So the person accused of theft said, I was starving and I had no choice, therefore I had to steal the bread. But the court said that that is not a justification for your action and they convicted the thief on. the charge of theft. Now, if you can convict a thief on the charge of theft expecting him to starve to death, then how can you not convict these four accused on the charge of murder because they were going to starve to death?
Finally, this judge points out that while the statute concerning murder requires a willful act, so if you remember in the law it says willfully killing, it can't be compared with self-defense. Because self-defense is an impulse response for self-preservation. In other words, if someone is about to attack you, and then you kill that person, it's an impulse to preserve your life. That's what self-defense is all about.
This, however... is a premeditated, willful act that was decided after deliberation between these Spelunzian explorers. If a decision is made after talking something out and deliberating about it, That's very different from a spontaneous act where you're trying to protect yourself. For these reasons, Justice Foster's natural law approach is heavily critiqued by Justice Tating.
Nevertheless, Justice Tating can't find principles upon which to decide whether to convict or to acquit. He just knows that the natural law tradition is wrong, or he just feels that the natural law tradition is wrong. And he steps down from the case.
The fourth judge. to make a decision is Justice Keene, and Justice Keene favors the death penalty. Justice Keene is also critical of Justice Foster's views. However, though he decides, just like Chief Justice Truepenny, that we should uphold the conviction and give the death penalty, he is nevertheless critical of Chief Justice Truepenny's suggestion that he will direct the Chief Justice.
executive to show clemency or to pardon them. As per the law, according to Justice Keene, the Chief Justice has no right, no prerogative in law to direct the Chief Executive to do anything. After all, these powers are separated.
The job of the Chief Justice is to decide. The job of the Chief Executive is to make his own decision whether he will pardon or not. So Chief Justice Truepenny, in stating that he will direct the chief executive to pardon is violating the judicial process.
But in siding with Chief Justice True Penny, Justice Keene says that this case can't be an exception due to self-defense. This is because, according to Justice Keene, the scope of self-defense is applicable in cases of resisting an existent threat to the party's own life. That's when we allow self-defense, when we admit that the person who defends himself by killing killing has an existential threat to his life by the person who's attacking him.
In this case, Whitmore poses no threat to the people who kill him. The threat of death for the four accused comes from something beyond Whitmore's control.
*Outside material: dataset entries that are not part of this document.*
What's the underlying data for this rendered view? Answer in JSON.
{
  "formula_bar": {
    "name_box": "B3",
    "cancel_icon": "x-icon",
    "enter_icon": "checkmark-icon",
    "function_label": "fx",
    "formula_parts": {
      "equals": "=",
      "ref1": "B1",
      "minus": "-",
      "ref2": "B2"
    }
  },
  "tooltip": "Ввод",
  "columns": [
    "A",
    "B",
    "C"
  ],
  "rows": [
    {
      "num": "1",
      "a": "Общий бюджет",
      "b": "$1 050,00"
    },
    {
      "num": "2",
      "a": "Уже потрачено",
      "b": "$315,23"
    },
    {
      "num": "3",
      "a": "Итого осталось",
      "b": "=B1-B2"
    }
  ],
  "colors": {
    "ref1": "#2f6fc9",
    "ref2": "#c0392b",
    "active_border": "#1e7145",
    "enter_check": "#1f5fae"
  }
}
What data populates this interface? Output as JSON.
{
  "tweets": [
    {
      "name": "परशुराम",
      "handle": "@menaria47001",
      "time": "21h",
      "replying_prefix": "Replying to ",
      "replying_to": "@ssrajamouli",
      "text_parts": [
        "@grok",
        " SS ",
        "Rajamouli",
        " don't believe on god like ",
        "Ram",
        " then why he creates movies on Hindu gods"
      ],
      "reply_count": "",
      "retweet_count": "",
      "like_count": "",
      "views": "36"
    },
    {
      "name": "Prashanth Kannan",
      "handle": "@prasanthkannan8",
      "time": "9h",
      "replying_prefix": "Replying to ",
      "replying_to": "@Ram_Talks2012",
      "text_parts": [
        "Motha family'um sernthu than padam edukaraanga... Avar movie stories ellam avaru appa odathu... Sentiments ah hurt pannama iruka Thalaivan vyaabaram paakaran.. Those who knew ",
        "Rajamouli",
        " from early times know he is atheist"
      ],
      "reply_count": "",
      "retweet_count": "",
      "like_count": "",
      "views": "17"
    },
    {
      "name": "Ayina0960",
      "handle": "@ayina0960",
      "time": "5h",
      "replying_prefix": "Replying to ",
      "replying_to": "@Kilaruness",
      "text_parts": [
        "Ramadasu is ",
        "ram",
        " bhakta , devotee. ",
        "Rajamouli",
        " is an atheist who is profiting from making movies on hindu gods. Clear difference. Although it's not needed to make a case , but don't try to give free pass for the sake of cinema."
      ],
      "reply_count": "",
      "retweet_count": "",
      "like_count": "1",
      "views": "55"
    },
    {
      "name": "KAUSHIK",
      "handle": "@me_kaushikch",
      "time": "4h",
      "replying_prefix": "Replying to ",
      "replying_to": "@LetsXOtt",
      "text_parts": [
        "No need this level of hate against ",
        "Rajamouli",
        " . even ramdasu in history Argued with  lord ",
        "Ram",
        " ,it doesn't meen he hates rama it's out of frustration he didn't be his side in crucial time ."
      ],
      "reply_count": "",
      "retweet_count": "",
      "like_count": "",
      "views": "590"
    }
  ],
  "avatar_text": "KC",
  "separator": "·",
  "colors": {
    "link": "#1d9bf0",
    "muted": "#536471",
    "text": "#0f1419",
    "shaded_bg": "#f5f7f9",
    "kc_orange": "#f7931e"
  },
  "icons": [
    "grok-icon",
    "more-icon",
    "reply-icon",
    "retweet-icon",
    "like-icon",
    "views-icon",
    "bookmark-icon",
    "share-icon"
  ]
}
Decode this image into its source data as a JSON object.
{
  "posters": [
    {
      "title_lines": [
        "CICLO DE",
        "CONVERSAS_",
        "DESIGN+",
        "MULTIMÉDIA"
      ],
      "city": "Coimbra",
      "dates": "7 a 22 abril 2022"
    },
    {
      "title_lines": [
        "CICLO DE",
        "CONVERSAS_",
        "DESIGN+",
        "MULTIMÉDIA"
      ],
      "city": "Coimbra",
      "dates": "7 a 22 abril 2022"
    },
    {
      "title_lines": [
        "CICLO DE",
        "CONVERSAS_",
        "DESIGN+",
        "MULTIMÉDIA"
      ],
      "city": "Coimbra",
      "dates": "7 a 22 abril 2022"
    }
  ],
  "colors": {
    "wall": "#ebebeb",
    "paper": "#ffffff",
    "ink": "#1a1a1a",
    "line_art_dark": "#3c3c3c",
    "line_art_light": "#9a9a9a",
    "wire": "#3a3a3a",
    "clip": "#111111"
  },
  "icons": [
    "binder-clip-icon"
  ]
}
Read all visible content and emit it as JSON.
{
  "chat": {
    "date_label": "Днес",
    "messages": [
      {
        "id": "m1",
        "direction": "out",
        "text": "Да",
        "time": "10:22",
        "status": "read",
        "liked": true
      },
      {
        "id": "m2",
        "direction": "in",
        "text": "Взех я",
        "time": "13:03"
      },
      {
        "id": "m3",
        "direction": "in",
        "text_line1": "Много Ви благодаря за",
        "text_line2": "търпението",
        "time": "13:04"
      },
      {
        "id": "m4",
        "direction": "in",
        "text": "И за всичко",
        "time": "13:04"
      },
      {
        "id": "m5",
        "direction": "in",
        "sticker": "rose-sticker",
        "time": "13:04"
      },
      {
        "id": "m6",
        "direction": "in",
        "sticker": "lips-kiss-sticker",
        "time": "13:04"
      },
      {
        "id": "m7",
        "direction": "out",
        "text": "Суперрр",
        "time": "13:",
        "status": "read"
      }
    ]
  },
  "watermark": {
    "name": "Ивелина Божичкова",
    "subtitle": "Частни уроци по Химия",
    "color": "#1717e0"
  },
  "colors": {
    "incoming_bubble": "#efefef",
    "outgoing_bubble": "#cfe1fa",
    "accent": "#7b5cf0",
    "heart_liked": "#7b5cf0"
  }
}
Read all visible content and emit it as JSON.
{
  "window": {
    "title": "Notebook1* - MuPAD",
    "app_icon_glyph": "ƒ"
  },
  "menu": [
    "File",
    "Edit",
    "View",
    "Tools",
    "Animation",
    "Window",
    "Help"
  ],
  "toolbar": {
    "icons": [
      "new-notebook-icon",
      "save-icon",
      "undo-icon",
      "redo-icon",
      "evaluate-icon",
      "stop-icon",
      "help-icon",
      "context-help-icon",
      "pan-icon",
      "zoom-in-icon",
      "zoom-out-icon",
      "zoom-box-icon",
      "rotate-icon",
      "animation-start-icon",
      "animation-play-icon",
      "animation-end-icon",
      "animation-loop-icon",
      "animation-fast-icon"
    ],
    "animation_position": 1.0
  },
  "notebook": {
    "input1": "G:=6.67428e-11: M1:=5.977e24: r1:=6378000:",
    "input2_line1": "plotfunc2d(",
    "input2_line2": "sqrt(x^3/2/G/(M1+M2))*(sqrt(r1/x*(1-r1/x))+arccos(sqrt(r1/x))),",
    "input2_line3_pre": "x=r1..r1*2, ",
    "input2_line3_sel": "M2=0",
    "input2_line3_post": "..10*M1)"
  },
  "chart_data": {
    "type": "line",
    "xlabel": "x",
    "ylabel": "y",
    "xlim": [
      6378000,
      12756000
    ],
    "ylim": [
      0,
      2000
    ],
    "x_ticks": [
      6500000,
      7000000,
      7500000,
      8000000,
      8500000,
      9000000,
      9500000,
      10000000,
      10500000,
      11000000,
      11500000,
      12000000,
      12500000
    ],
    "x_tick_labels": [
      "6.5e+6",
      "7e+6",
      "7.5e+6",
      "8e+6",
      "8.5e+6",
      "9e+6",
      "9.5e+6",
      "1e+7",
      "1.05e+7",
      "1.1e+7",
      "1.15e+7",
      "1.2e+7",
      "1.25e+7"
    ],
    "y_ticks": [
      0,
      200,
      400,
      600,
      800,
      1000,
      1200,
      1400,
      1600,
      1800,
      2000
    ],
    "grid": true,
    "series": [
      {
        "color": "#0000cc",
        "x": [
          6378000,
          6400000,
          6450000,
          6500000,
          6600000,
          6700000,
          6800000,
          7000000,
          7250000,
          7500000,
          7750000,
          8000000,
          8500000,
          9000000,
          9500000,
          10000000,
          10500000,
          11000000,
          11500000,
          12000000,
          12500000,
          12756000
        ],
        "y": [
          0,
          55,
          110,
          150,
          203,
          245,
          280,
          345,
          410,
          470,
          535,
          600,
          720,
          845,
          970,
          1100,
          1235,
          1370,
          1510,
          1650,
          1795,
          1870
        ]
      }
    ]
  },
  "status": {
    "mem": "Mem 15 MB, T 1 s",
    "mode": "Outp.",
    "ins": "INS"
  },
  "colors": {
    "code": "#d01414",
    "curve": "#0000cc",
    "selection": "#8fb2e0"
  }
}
So to say that we can let these people off because of self-defense is to suggest that Whitmore was the one responsible for their situation.
which is obviously not true. Therefore, Justice Keene upholds the death penalty. The fifth and final judgment made in Lawn Fuller's Spelunzian Explorers is made by Justice Hardy. Now, Justice Hardy does something very unique and unusual. He appeals to public opinion and believes that the defendants should be pardoned.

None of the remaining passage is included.